Johnston's sculptures and drawings have been exhibited widely in California, most recently in the Consilience of Art & Science exhibition at the Pence Gallery in Davis, California, and at San Jose's ZeroOne Biennial event, SubZero. She has also had work shown in New York, Connecticut, Georgia, Massachusetts, North Carolina and abroad. Her work can be found in the permanent collection of the Icheon World Ceramic Center and has been recognized by the World Ceramic Biennial, South Korea with a diploma of honor and a medal of honor. She has also been recognized by the Marin Society of Artists with an award of merit.

Born in California, Johnston holds a BFA from San Jose State University and MFA from the California College of the Arts (CCA). She continues to sculpt out of her studio in San Francisco, CA.

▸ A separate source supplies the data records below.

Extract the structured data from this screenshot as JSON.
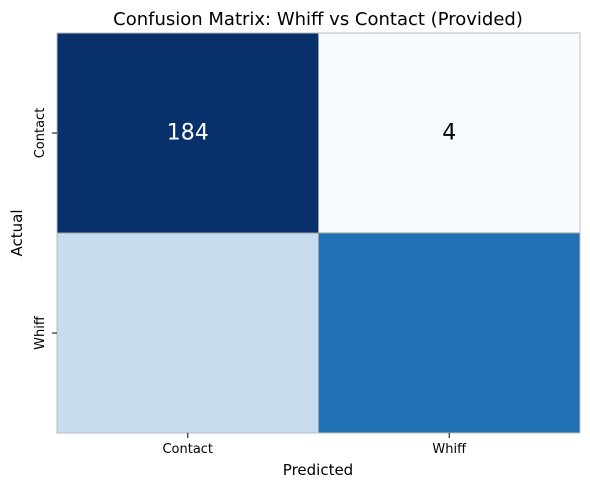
{
  "chart_data": {
    "type": "heatmap",
    "title": "Confusion Matrix: Whiff vs Contact (Provided)",
    "xlabel": "Predicted",
    "ylabel": "Actual",
    "x_categories": [
      "Contact",
      "Whiff"
    ],
    "y_categories": [
      "Contact",
      "Whiff"
    ],
    "values": [
      [
        184,
        4
      ],
      [
        null,
        null
      ]
    ],
    "cell_labels": [
      [
        "184",
        "4"
      ],
      [
        "",
        ""
      ]
    ],
    "cell_colors": [
      [
        "#08306b",
        "#f7fbff"
      ],
      [
        "#c8dcf0",
        "#2171b5"
      ]
    ],
    "label_colors": [
      [
        "#ffffff",
        "#000000"
      ],
      [
        "#000000",
        "#ffffff"
      ]
    ],
    "colormap": "Blues",
    "grid": false,
    "colorbar": false
  }
}
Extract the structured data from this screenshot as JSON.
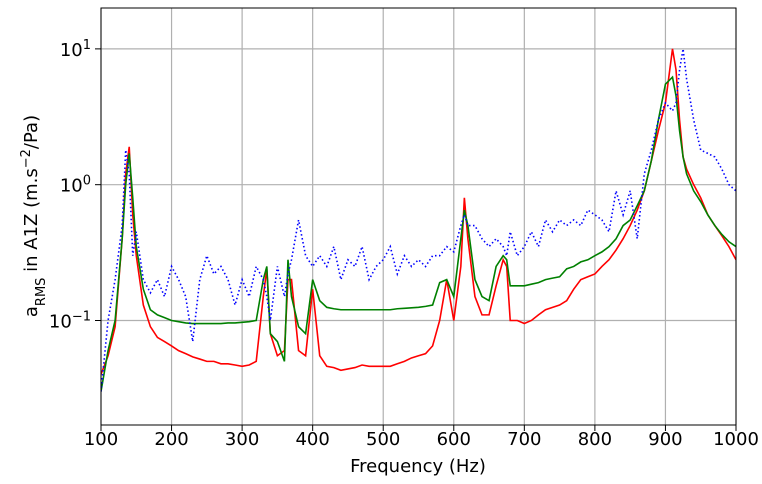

Lee Sonko is a machine artist, entrepreneur and one of the founding members of SWARM. He is a faculty member in the Kinetics and Electronics Department at The Crucible in Oakland California and a member of the the San Francisco based Flaming Lotus Girls art group. Lee has partipated in SWARM from inception, proposal, design, fabrication, re-fabrication (as is always the case), administration, organization. Some other projects that Lee has made significant contributions to include The Serpent Mother, a 170' long fire breathing skeletal serpent built with the Flaming Lotus Girls and Colossus, an impossibly agile 25 ton kinetic sculpture built with Zachary Coffin. He has also designed various microelectronics projects for professional and recreational use.

Lee has presented on art and technology before numerous audiences including Google IO, Robogames, The Coachella Music Festival, Hacker Dojo, Maker Faire, Burning Man, The Head-Royce School, Yuri's Night, and Noisebridge.